Following the death of King Abdullah in January 2015, members of the House of Saud pledged allegiance to the new monarch, Salman in the precincts of Qasr al-Hukm. In September 2015, the Saudi government opened the palace to the general public for the first time, with a free exhibition celebrating the unusual coincidence of the Saudi National Day and Eid al-Adha.

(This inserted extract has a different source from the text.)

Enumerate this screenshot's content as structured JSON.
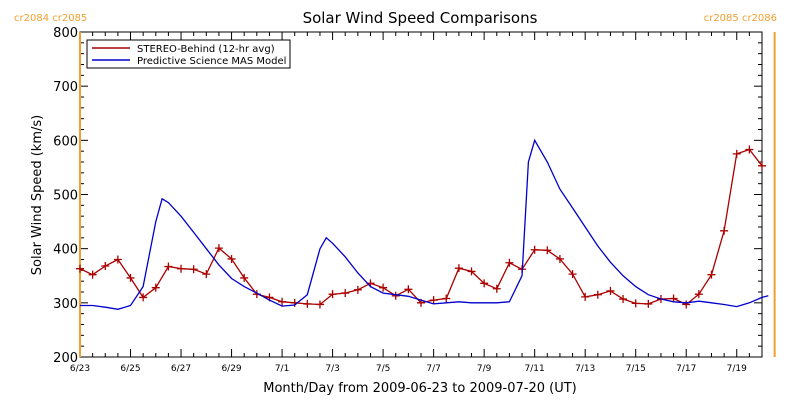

In April 2021, the Saudi Central Bank issued a SAR 200 note to commemorate the 5th anniversary of Saudi Vision 2030. The obverse side featured an image of King Abdulaziz while the reverse side depicted the entrance of al-Hukm Palace.

== In popular culture ==
The palace was shown as the building of a fictitious Saudi immigration court in the 2023 Indian Hindi-language comedy drama film Dunki.